Standing erect, listening with her nerves as well as with her ears, Cora waited. That running or rustling through the leaves was very close by. Should she call the girls?

But before she could answer herself, she saw something dart across a big rock that was caressed by a great maple tree that grew over it.

"Oh!" she screamed involuntarily. Then she saw what it was. A man, a wild looking man, with long hair and a bushy beard.

He had stopped just long enough to look in the direction of Cora. She saw him distinctly. Oh! if he should run toward Bess or Belle! Hazel would not be so easily alarmed but surely this was a wild man if ever there was such a creature.

"That is the ghost of Fern Island," Cora concluded. "I must get back to the girls."

She turned and hurried in the direction from which she had heard voices. "If they have not seen him," she reflected, "I will not say anything until we get back to camp."

"I have ten different kinds of ferns," suddenly called Belle, in a voice which plainly said that no wild man had crossed her path.

"I've got eight," said Hazel. "How many have you, Cora?"

Cora glanced at her empty hands. She had dropped her ferns.

"I have tossed away mine. I was afraid of black spiders," she said evasively.

"Isn't that too bad," wailed Bess, "and none of us picked any maiden hair because we thought you had it. Let us go and get some."

"Oh, I think we had best not this time," said Cora quickly. "I really want to get to the post office landing before the mail goes out. We can come another time when I have something to kill spiders with. I never saw such huge black fellows as there are around here." This was no shading of the truth, for indeed the spiders around Cedar Lake did grow like 'turtles', Jack had declared.

"Oh, all right," agreed Belle. "But this is the most delightful island and I am coming out here again. I hope the boys will come along, for there are such great bushes of huckleberries over there that we simply couldn't climb to them alone."'

"We will invite them next time," said Cora, and when she turned over the fly wheel of her boat her hands that had held the ferns were still trembling. She looked uneasily at the shore as they darted off.

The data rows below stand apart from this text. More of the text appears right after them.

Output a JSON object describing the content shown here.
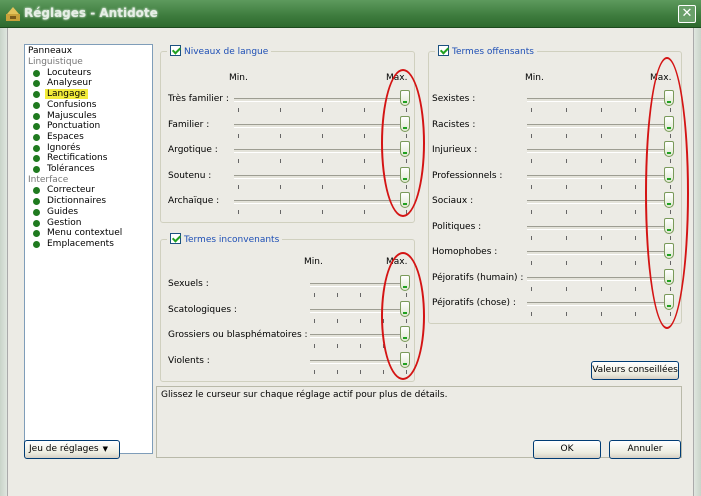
{
  "window": {
    "title": "Réglages - Antidote",
    "close_glyph": "✕"
  },
  "panels": {
    "header": "Panneaux",
    "groups": [
      {
        "label": "Linguistique",
        "items": [
          "Locuteurs",
          "Analyseur",
          "Langage",
          "Confusions",
          "Majuscules",
          "Ponctuation",
          "Espaces",
          "Ignorés",
          "Rectifications",
          "Tolérances"
        ]
      },
      {
        "label": "Interface",
        "items": [
          "Correcteur",
          "Dictionnaires",
          "Guides",
          "Gestion",
          "Menu contextuel",
          "Emplacements"
        ]
      }
    ],
    "selected": "Langage",
    "dot_color": "#1f7a1f",
    "highlight_color": "#f3ec3a"
  },
  "niveaux": {
    "title": "Niveaux de langue",
    "checked": true,
    "min": "Min.",
    "max": "Max.",
    "rows": [
      "Très familier :",
      "Familier :",
      "Argotique :",
      "Soutenu :",
      "Archaïque :"
    ],
    "level": 1.0
  },
  "inconvenants": {
    "title": "Termes inconvenants",
    "checked": true,
    "min": "Min.",
    "max": "Max.",
    "rows": [
      "Sexuels :",
      "Scatologiques :",
      "Grossiers ou blasphématoires :",
      "Violents :"
    ],
    "level": 1.0
  },
  "offensants": {
    "title": "Termes offensants",
    "checked": true,
    "min": "Min.",
    "max": "Max.",
    "rows": [
      "Sexistes :",
      "Racistes :",
      "Injurieux :",
      "Professionnels :",
      "Sociaux :",
      "Politiques :",
      "Homophobes :",
      "Péjoratifs (humain) :",
      "Péjoratifs (chose) :"
    ],
    "level": 1.0
  },
  "buttons": {
    "valeurs": "Valeurs conseillées",
    "jeu": "Jeu de réglages",
    "ok": "OK",
    "annuler": "Annuler"
  },
  "info": "Glissez le curseur sur chaque réglage actif pour plus de détails.",
  "colors": {
    "title_bar": "#3f7d3f",
    "check_mark": "#21a121",
    "annotation_ring": "#d41414",
    "group_title": "#1e4fb5"
  },
  "icons": {
    "app": "antidote-app-icon",
    "close": "close-icon",
    "check": "check-icon",
    "dropdown": "triangle-down-icon"
  }
}
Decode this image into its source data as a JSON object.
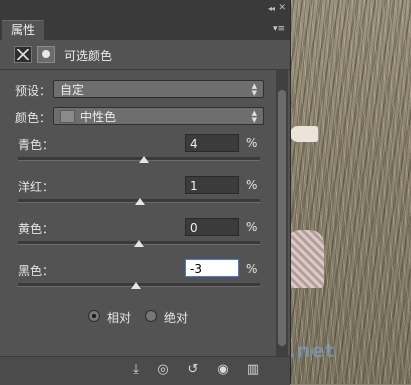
{
  "panel": {
    "tab_label": "属性",
    "collapse_glyph": "◂◂",
    "close_glyph": "✕",
    "menu_glyph": "▾≡",
    "header_title": "可选颜色"
  },
  "preset": {
    "label": "预设：",
    "value": "自定"
  },
  "colors": {
    "label": "颜色：",
    "value": "中性色"
  },
  "sliders": [
    {
      "label": "青色：",
      "value": "4",
      "unit": "%"
    },
    {
      "label": "洋红：",
      "value": "1",
      "unit": "%"
    },
    {
      "label": "黄色：",
      "value": "0",
      "unit": "%"
    },
    {
      "label": "黑色：",
      "value": "-3",
      "unit": "%"
    }
  ],
  "method": {
    "relative_label": "相对",
    "absolute_label": "绝对",
    "selected": "relative"
  },
  "watermark": {
    "text": "jb51.net"
  },
  "footer_icons": [
    "clip-to-layer-icon",
    "view-previous-icon",
    "reset-icon",
    "visibility-icon",
    "delete-icon"
  ]
}
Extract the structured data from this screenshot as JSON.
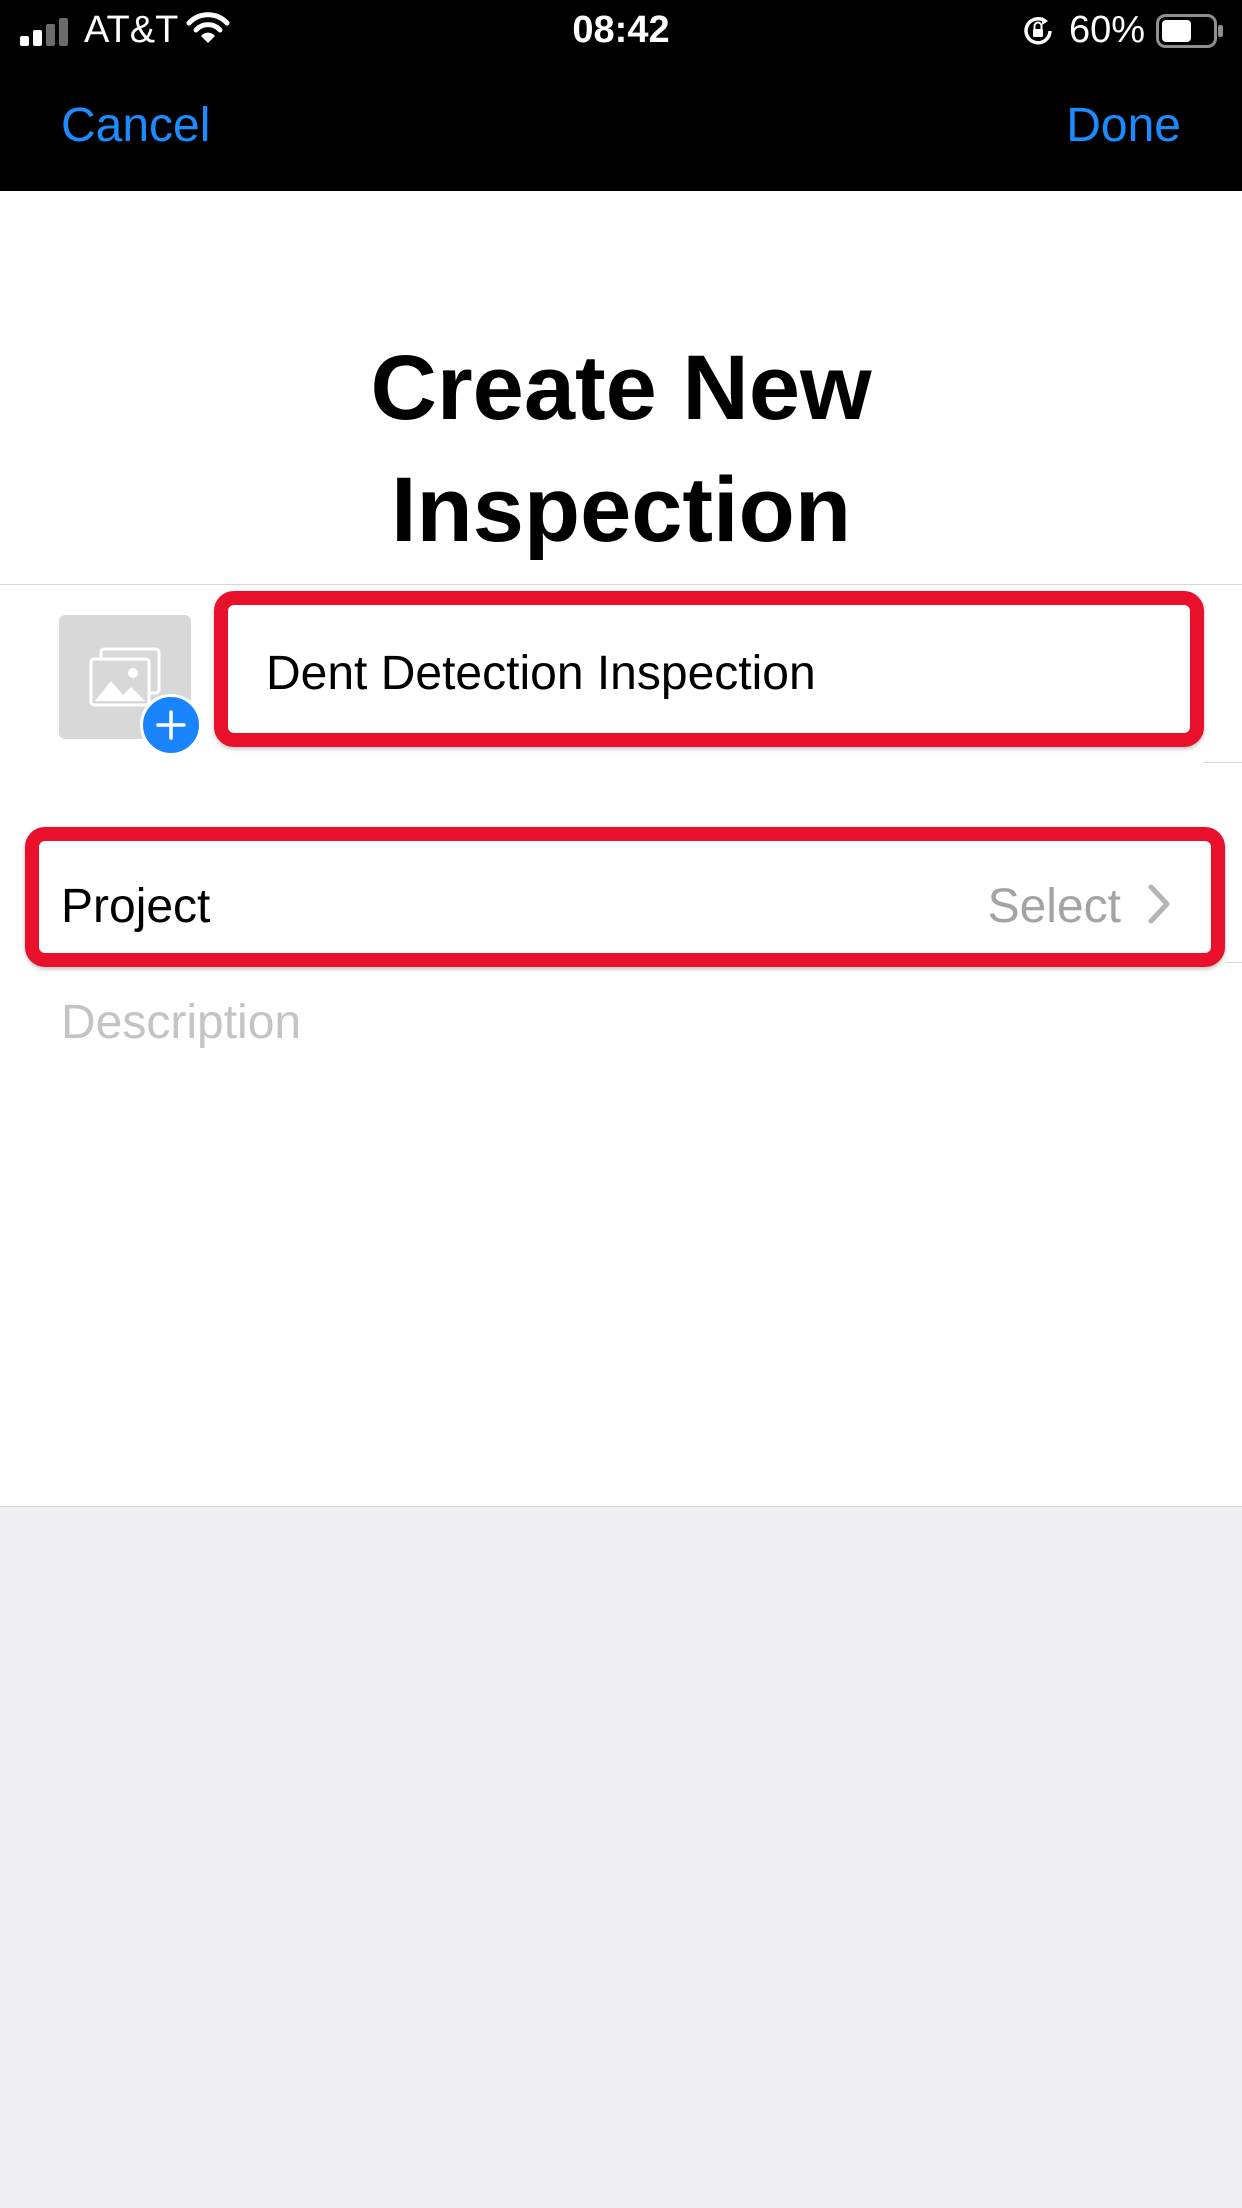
{
  "status_bar": {
    "carrier": "AT&T",
    "time": "08:42",
    "battery_percent": "60%",
    "battery_level": 0.6
  },
  "nav": {
    "cancel_label": "Cancel",
    "done_label": "Done"
  },
  "page": {
    "title_line1": "Create New",
    "title_line2": "Inspection"
  },
  "form": {
    "name_value": "Dent Detection Inspection",
    "project_label": "Project",
    "project_value": "Select",
    "description_placeholder": "Description"
  },
  "colors": {
    "accent": "#1a8cff",
    "highlight": "#e8102a",
    "placeholder": "#c4c4c7"
  }
}
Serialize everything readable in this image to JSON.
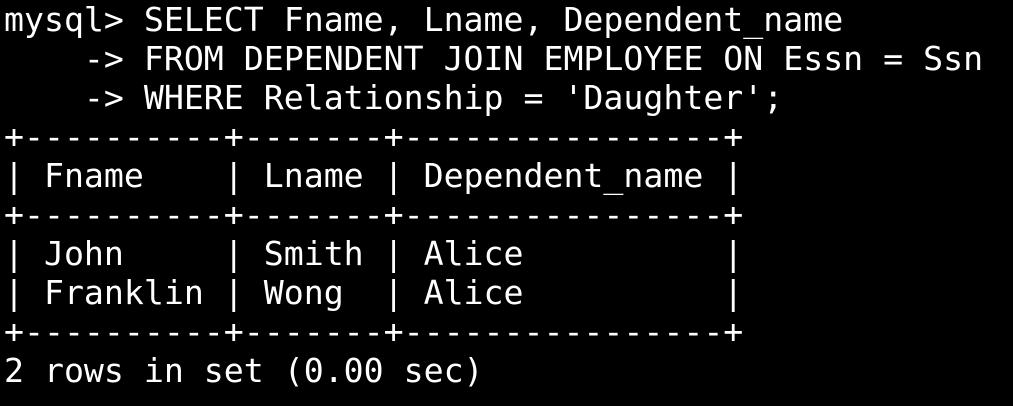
{
  "terminal": {
    "lines": [
      "mysql> SELECT Fname, Lname, Dependent_name",
      "    -> FROM DEPENDENT JOIN EMPLOYEE ON Essn = Ssn",
      "    -> WHERE Relationship = 'Daughter';",
      "+----------+-------+----------------+",
      "| Fname    | Lname | Dependent_name |",
      "+----------+-------+----------------+",
      "| John     | Smith | Alice          |",
      "| Franklin | Wong  | Alice          |",
      "+----------+-------+----------------+",
      "2 rows in set (0.00 sec)"
    ]
  }
}
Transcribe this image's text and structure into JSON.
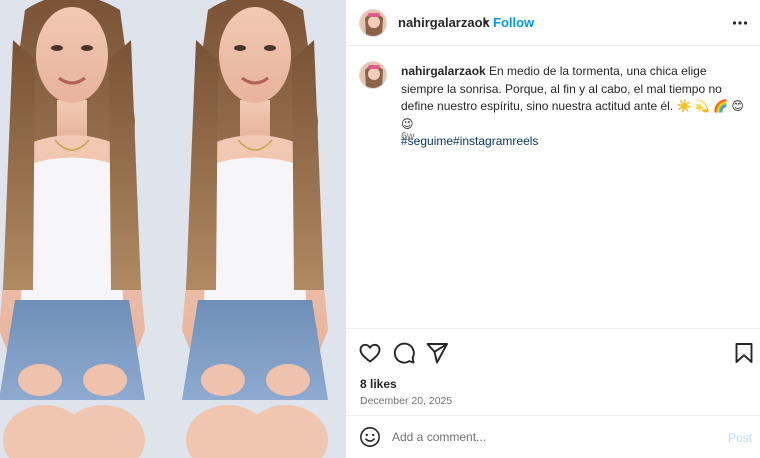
{
  "post": {
    "username": "nahirgalarzaok",
    "dot": "•",
    "follow_label": "Follow",
    "caption_text": "En medio de la tormenta, una chica elige siempre la sonrisa. Porque, al fin y al cabo, el mal tiempo no define nuestro espíritu, sino nuestra actitud ante él. ☀️ 💫 🌈 😊 😉",
    "hashtags": "#seguime#instagramreels",
    "time_ago": "6w",
    "likes": "8 likes",
    "date": "December 20, 2025"
  },
  "comment": {
    "placeholder": "Add a comment...",
    "post_label": "Post"
  },
  "icons": {
    "more": "more-options-icon",
    "like": "heart-icon",
    "comment": "comment-icon",
    "share": "send-icon",
    "save": "bookmark-icon",
    "emoji": "emoji-icon"
  },
  "colors": {
    "accent": "#0095f6",
    "hashtag": "#00376b",
    "post_disabled": "#b2dffc",
    "secondary_text": "#737373"
  }
}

"What's the matter, Cora?" asked Hazel. "You look as if you had seen the ghost of Fern Island."

"I have," said Cora, but the girls thought she had only agreed with Hazel to avoid disagreeing.

"What boat is that?" asked Bess a moment later, looking at a small rowing craft just leaving the other side of the island.

"It's Jim Peters'" replied Cora, "we were lucky to get back into ours before he saw it. I wouldn't wonder but what he might like to take a motor boat ride in the Petrel."

"Do you suppose he really would steal a boat?" exclaimed Belle.

"He might like to try a motor, I said," replied Cora. "They say that Jim Peters tries everything on Cedar Lake, even to running a shooting gallery. But see! He is reading a letter! Where ever did he get a letter on this barren island?"

"Maybe he carries the mail for the ghost," said Hazel, with a laugh.